Rottami ferrosi derivanti dalla demolizione: smaltimento e recupero
I rottami ferrosi sono una delle tipologie di rifiuti più comuni e diffuse, e derivano da una varietà di fonti. Il ferro da demolizione deriva dall’attività di costruzione e demolizione.
Normativa vigente
La gestione dei rifiuti è disciplinata dal D.Lgs. n. 152/2006, che prevede il principio della gerarchia dei rifiuti, secondo il quale i rifiuti devono essere evitati, minimizzati, recuperati e, solo in ultima istanza, smaltiti.

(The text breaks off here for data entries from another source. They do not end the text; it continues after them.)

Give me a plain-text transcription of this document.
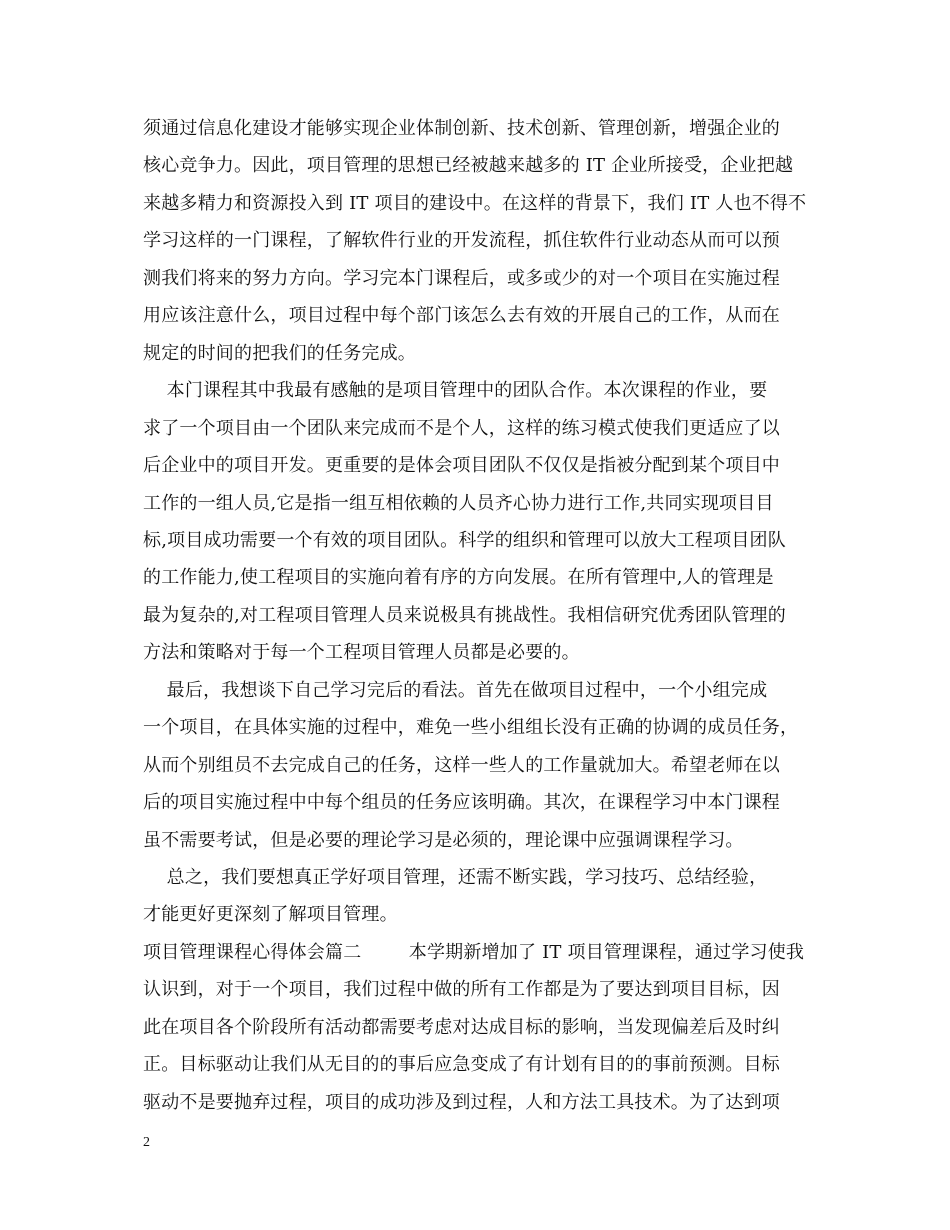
须通过信息化建设才能够实现企业体制创新、技术创新、管理创新，增强企业的
核心竞争力。因此，项目管理的思想已经被越来越多的 IT 企业所接受，企业把越
来越多精力和资源投入到 IT 项目的建设中。在这样的背景下，我们 IT 人也不得不
学习这样的一门课程，了解软件行业的开发流程，抓住软件行业动态从而可以预
测我们将来的努力方向。学习完本门课程后，或多或少的对一个项目在实施过程
用应该注意什么，项目过程中每个部门该怎么去有效的开展自己的工作，从而在
规定的时间的把我们的任务完成。
本门课程其中我最有感触的是项目管理中的团队合作。本次课程的作业，要
求了一个项目由一个团队来完成而不是个人，这样的练习模式使我们更适应了以
后企业中的项目开发。更重要的是体会项目团队不仅仅是指被分配到某个项目中
工作的一组人员,它是指一组互相依赖的人员齐心协力进行工作,共同实现项目目
标,项目成功需要一个有效的项目团队。科学的组织和管理可以放大工程项目团队
的工作能力,使工程项目的实施向着有序的方向发展。在所有管理中,人的管理是
最为复杂的,对工程项目管理人员来说极具有挑战性。我相信研究优秀团队管理的
方法和策略对于每一个工程项目管理人员都是必要的。
最后，我想谈下自己学习完后的看法。首先在做项目过程中，一个小组完成
一个项目，在具体实施的过程中，难免一些小组组长没有正确的协调的成员任务，
从而个别组员不去完成自己的任务，这样一些人的工作量就加大。希望老师在以
后的项目实施过程中中每个组员的任务应该明确。其次，在课程学习中本门课程
虽不需要考试，但是必要的理论学习是必须的，理论课中应强调课程学习。
总之，我们要想真正学好项目管理，还需不断实践，学习技巧、总结经验，
才能更好更深刻了解项目管理。
项目管理课程心得体会篇二        本学期新增加了 IT 项目管理课程，通过学习使我
认识到，对于一个项目，我们过程中做的所有工作都是为了要达到项目目标，因
此在项目各个阶段所有活动都需要考虑对达成目标的影响，当发现偏差后及时纠
正。目标驱动让我们从无目的的事后应急变成了有计划有目的的事前预测。目标
驱动不是要抛弃过程，项目的成功涉及到过程，人和方法工具技术。为了达到项
2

In particolare, i rottami ferrosi derivanti dalla demolizione devono essere separati dagli altri rifiuti e avviati a recupero. Il recupero dei rottami ferrosi può avvenire mediante due modalità:
- Riciclaggio, che consiste nel riutilizzo del materiale ferroso per produrre nuovi prodotti;
- Fusione, che consiste nel ricuocere il materiale ferroso per separarlo da eventuali impurità e ottenere un materiale di qualità superiore.
Vantaggi del recupero dei rottami ferrosi
Il recupero dei rottami ferrosi presenta una serie di vantaggi ambientali.
Vantaggi ambientali
- Riduzione delle emissioni di gas serra.
- Riduzione dell’inquinamento.
- Conservazione delle risorse naturali.